Colombian and Chilean students have come together in an attempt to spread their protest across Latin America.
The protesters, who in both countries are demanding their governments improve higher education, want to organize a mass demonstration across the continent on Thursday November 24.
Colombian student leaders proposed the idea after contact between the two countries’ representatives on social networking sites. The Chilean students voted to go ahead with the plan – which aims to spread protests into countries such as Brazil, Argentina and Peru – following a meeting Saturday.
Jairo Rivera, spokesman for the Colombian movement, the National Alternative Education Board, told BBC Mundo, “A continental movement in defense of education as a right is being built. Each movement has its own problems but we have common goals. It is very important that young people are political actors in Latin America.”

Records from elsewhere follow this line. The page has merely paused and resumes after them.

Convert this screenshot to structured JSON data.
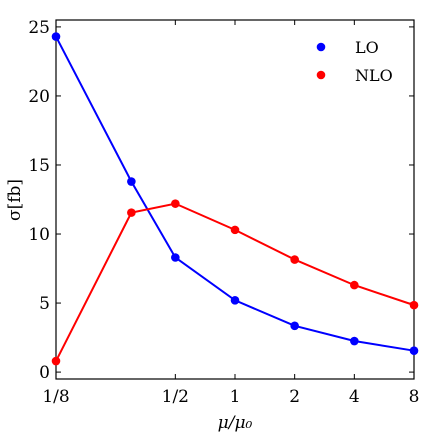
{
  "chart_data": {
    "type": "line",
    "xlabel": "μ/μ₀",
    "ylabel": "σ[fb]",
    "xscale": "log2",
    "xlim": [
      0.125,
      8
    ],
    "ylim": [
      -0.5,
      25.5
    ],
    "x_ticks": [
      {
        "value": 0.125,
        "label": "1/8"
      },
      {
        "value": 0.5,
        "label": "1/2"
      },
      {
        "value": 1,
        "label": "1"
      },
      {
        "value": 2,
        "label": "2"
      },
      {
        "value": 4,
        "label": "4"
      },
      {
        "value": 8,
        "label": "8"
      }
    ],
    "y_ticks": [
      0,
      5,
      10,
      15,
      20,
      25
    ],
    "legend_position": "top-right",
    "series": [
      {
        "name": "LO",
        "color": "#0000ff",
        "x": [
          0.125,
          0.3,
          0.5,
          1,
          2,
          4,
          8
        ],
        "y": [
          24.3,
          13.8,
          8.3,
          5.2,
          3.35,
          2.25,
          1.55
        ]
      },
      {
        "name": "NLO",
        "color": "#ff0000",
        "x": [
          0.125,
          0.3,
          0.5,
          1,
          2,
          4,
          8
        ],
        "y": [
          0.8,
          11.55,
          12.2,
          10.3,
          8.15,
          6.3,
          4.85
        ]
      }
    ]
  }
}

Patricio Contreras, the Chilean student representative, said students throughout the region had sent messages of support, and in Argentina and Peru had already begun to organize to discuss their own demands. The Colombians and Chileans believe continental solidarity will strengthen student movements everywhere – and reinvigorate their own long-running struggles.
Colombians are entering their fifth week on strike, despite a promise from their president, Juan Manuel Santos, to scrap the higher education reform that they are fighting. They are refusing to end the protest unless the reform package is officially withdrawn, which requires a Congressional vote.
The Colombian government pleaded yet again Tuesday for the students to back down. The Education Secretary, Maria Fernanda Campo, insisted the government was “not going to trick” the students and would always respect their right to peaceful protest – but “conditions were ripe for a return to class.” For the sixth time in six days, the government reiterated its call for students to “suspend their strike, return to class and finish the semester”.
The Chilean students have now been protesting for six months, demanding free higher education for all. They broke off dialogue with the government last October when this demand was flatly refused. The Chilean president, Sebastian Pinera, has offered to increase education funding in the 2012 budget – but according to the centre-left opposition party the proposal is insufficient, and it certainly falls far short of what the students want.